Lindsay Partridge and Soar become America's Most Wanted Thoroughbred.

Lindsay Partridge and Soar become America's Most Wanted Thoroughbred.

Jen Roytz

Thoroughbred Makeover Called a Success

Three-day competition and symposium was held at Kentucky Horse Park.

Organizers of the TCA Thoroughbred Makeover and National Symposium, held at the Kentucky Horse Park Oct. 23-25, called the event a success.

The event, part of the Retired Racehorse Project, is designed to expose people to Thoroughbred aftercare and put on display former racehorses that now participate in disciplines other than racing.

Soar, owned and ridden by Ontario, Canada-based trainer Lindsay Partridge, took top honors as "America's Most Wanted Thoroughbred" and the winner's share of the $100,000 in prize money. Soar competed in the competitive trail and freestyle divisions at the horse park.

An 8-year-old mare by Trajectory out of the Mt. Livermore mare Pyrenee, Soar was bred in Ontario and sold as yearling for $32,795. She went on to win nine times and most competed in lower-level claiming events.

Partridge, who has built much of her professional training career out of finding retired racehorses, training them in the discipline she feels suits them best, and selling them to riders looking for dependable show or recreational mounts, found Soar via a picture on Facebook.

"I heard about the Thoroughbred Makeover and wanted to find a horse to compete in it with because I thought it sounded like a really fun way to promote the Thoroughbred breed," Partridge said. "I liked the look of (Soar), so I contacted the seller and bought her. I'm actually a jumper rider at heart, but I wanted to show off my horses' best attributes."

Godolphin Stable brought a contingent of 20 Thoroughbred aftercare and welfare professionals from Australia, England, France, Ireland, Japan, and the United States to Lexington for the competition and symposium.

"What a huge showing of Thoroughbreds performing in so many different disciplines this weekend, from the tight turns of the polo, barrel and ranch horses, the scope of the show and field hunters, jumpers and eventers, the gracefulness of the dressage horses, bravery of trail horses, and just the trainability of the freestyle competitors," Retired Racehorse Project president Steuart Pittman said. "This weekend was a coming together of people from so many segments of the horse business with interests in the Thoroughbred.
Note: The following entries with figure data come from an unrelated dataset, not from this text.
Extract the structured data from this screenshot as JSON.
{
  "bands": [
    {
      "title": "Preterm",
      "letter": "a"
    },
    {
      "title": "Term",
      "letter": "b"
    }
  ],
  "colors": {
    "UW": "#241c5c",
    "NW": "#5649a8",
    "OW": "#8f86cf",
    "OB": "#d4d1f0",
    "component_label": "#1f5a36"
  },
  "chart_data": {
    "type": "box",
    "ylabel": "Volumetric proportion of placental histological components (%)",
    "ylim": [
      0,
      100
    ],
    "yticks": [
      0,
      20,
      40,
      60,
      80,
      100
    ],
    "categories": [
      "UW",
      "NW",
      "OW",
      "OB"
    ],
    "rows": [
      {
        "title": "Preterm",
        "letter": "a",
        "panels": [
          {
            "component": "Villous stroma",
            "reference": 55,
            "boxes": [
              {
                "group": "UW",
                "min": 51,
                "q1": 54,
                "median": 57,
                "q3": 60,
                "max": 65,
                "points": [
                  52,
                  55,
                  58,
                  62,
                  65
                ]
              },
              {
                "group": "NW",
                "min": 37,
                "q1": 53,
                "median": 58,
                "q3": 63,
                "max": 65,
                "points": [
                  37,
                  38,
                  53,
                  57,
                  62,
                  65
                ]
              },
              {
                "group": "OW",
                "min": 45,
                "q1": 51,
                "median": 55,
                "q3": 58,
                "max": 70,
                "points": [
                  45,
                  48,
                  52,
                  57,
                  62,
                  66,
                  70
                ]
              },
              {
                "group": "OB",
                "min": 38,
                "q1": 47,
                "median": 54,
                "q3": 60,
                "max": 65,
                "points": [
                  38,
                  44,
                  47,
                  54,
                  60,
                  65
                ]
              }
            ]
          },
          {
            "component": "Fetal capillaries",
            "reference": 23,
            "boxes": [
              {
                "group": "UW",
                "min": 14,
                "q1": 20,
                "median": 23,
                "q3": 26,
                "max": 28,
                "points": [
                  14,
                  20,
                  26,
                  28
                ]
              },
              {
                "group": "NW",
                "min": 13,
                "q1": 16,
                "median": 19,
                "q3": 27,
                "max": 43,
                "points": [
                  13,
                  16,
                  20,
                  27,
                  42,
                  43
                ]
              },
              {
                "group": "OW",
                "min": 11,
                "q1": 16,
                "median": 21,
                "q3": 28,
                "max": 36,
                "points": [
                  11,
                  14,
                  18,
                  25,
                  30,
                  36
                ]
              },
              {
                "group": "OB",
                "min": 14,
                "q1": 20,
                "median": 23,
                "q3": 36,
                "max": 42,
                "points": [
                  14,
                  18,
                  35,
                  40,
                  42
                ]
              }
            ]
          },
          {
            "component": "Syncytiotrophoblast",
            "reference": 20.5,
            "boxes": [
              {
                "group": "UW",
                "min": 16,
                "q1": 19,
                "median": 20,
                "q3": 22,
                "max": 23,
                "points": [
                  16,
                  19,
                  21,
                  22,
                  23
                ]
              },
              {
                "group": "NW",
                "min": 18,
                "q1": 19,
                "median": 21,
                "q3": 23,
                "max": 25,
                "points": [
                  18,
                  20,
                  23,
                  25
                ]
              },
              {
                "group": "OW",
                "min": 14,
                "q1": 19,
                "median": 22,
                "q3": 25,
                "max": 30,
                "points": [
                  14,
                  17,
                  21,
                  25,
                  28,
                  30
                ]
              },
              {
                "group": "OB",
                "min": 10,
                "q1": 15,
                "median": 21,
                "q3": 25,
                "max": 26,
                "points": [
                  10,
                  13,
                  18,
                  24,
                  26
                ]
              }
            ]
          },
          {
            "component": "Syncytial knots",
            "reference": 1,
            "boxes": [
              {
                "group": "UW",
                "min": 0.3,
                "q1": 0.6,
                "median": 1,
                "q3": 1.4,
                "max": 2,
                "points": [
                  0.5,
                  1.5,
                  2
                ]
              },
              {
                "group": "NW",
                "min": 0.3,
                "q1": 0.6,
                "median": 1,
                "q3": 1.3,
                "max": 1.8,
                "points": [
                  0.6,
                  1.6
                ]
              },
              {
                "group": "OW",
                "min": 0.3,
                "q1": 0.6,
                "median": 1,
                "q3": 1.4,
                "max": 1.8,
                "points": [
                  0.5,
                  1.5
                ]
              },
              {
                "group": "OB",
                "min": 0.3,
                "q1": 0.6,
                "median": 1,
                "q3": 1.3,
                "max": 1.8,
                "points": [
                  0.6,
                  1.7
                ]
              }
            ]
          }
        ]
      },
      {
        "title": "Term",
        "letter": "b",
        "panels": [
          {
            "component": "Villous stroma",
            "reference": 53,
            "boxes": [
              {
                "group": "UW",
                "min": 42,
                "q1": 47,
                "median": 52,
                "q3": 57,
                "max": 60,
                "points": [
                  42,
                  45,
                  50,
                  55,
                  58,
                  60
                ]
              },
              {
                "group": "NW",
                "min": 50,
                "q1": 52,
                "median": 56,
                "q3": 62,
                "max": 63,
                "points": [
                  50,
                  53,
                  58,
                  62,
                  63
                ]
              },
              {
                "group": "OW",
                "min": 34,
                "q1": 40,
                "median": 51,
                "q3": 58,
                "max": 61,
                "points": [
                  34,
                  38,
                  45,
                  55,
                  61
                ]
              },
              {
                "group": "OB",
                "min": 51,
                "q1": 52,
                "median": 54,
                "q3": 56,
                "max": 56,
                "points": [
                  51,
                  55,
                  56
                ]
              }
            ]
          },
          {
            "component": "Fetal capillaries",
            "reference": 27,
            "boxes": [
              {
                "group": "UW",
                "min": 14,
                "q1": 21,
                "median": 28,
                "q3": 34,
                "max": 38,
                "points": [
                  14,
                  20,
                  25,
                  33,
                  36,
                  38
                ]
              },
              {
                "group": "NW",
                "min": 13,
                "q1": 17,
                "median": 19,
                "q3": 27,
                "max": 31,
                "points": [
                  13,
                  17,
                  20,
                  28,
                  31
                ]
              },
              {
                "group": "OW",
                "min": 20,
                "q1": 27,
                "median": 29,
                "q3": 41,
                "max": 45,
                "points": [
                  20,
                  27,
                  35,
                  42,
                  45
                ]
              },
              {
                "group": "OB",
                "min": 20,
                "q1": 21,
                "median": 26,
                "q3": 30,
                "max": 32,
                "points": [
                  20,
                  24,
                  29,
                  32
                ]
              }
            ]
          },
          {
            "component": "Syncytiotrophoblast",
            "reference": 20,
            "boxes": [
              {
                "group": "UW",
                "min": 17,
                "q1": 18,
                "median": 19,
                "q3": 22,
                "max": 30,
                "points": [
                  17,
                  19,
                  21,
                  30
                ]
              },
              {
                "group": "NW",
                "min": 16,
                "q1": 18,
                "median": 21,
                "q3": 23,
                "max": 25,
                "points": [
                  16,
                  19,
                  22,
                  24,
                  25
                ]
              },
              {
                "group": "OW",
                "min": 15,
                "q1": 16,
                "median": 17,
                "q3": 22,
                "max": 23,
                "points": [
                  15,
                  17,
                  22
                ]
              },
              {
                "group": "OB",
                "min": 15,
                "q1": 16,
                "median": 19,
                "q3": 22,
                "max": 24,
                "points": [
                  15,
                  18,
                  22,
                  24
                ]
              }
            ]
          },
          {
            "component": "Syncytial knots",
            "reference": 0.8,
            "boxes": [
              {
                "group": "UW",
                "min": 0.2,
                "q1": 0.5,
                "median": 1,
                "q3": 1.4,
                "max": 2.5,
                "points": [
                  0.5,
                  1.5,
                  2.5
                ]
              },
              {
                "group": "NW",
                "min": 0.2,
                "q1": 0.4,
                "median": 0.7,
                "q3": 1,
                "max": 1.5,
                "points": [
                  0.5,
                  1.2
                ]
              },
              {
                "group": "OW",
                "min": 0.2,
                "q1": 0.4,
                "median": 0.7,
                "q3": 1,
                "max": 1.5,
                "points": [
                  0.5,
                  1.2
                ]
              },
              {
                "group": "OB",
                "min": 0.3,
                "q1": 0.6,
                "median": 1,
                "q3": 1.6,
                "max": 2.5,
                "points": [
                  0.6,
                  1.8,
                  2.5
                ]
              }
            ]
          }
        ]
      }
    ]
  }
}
"It was a celebration of the breed, but it also did a lot to create synergy between the racing and sport horse communities, which is the goal of the Retired Racehorse Project."

The event, which began in Maryland, was held in Kentucky for the first time.

Organizers said some of the Thoroughbreds on the grounds for the event changed hands as part of a marketplace program. On Oct. 23-24, horses were paraded in front of prospective buyers and ridden in small groups for the audience as their pedigree, skills and selling attributes were discussed by an announcer.